On April 2, two patrol officers from the Millersville Police Department were sent to the O’Riordan house. When they arrived, Caitlin had been missing for nineteen hours. The two patrolmen found no evidence of kidnapping or violence, no evidence of any foul play. They took statements from the family and the immediate neighbors—which, in that area, were about a quarter mile away on either side—wrote up the report. The case went through the expected channels. In seventytwo hours it was handed off to the Philadelphia field office of the FBI.

Despite a more than modest reward, and the fact that the young woman’s photograph was published in local papers and on various websites, two weeks after her disappearance there were no leads regarding the whereabouts or fate of Caitlin O’Riordan. To the world, she had simply vanished.

As April passed, the case grew colder, and authorities suspected that Caitlin O’Riordan might have fallen victim to a violent act.
On May 2, their darkest suspicions were confirmed.

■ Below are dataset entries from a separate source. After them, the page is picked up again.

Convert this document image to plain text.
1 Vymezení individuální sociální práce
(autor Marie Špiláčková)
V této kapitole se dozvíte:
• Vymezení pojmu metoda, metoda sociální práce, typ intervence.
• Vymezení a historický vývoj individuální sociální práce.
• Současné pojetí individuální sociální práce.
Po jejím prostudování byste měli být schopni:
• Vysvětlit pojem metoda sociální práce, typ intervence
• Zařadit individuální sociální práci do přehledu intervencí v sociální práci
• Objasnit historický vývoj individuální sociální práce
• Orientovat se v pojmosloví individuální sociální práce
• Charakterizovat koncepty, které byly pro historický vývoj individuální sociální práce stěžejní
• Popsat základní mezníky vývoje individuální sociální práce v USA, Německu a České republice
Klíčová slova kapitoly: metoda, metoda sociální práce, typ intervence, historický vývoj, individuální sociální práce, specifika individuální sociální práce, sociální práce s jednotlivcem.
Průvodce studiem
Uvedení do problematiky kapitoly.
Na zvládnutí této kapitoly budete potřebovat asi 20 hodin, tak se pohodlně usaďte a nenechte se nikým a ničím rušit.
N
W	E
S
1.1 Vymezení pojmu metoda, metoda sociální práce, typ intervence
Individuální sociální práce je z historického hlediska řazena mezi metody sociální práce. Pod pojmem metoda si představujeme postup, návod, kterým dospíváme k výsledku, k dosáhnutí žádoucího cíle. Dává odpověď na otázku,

The original lead investigator in the Caitlin O’Riordan case, a man named Rocco Pistone, had retired two months ago. That same month his partner, Freddy Roarke, died of a massive stroke while watching a horse race at Philadelphia Park. Dropped right at the rail, just a few feet from the finish line. The 25- to- 1 filly on which Freddy had put twenty dollars—poetically named Heaven’s Eternity—won by three lengths. Freddy Roarke never collected.

Pistone and Roarke had visited Millersville, had interviewed Caitlin’s schoolmates and friends, her teachers, neighbors, fellow churchgoers. No one recalled Caitlin mentioning a friend or Internet acquaintance or boyfriend in Philadelphia. The detectives also interviewed a seventeen- year- old Millersville boy named Jason Scott. Scott said that when Caitlin went missing, they were casually dating, stressing the word “casually.” He said Caitlin had been a lot more serious about the relationship than he was. He also told them that, at the time of Caitlin’s murder, he was in Arkansas, visiting his father. Detectives confirmed this, and the case went cold.

As of August 2008 there were no suspects, no leads, and no new evidence. Jessica turned the last page of the file, thinking for the hundredth time in the past two days,
Why had Caitlin O’Riordan come to Philadelphia? Was it simply the allure of the big city? And, more importantly, where had she been for those thirty days?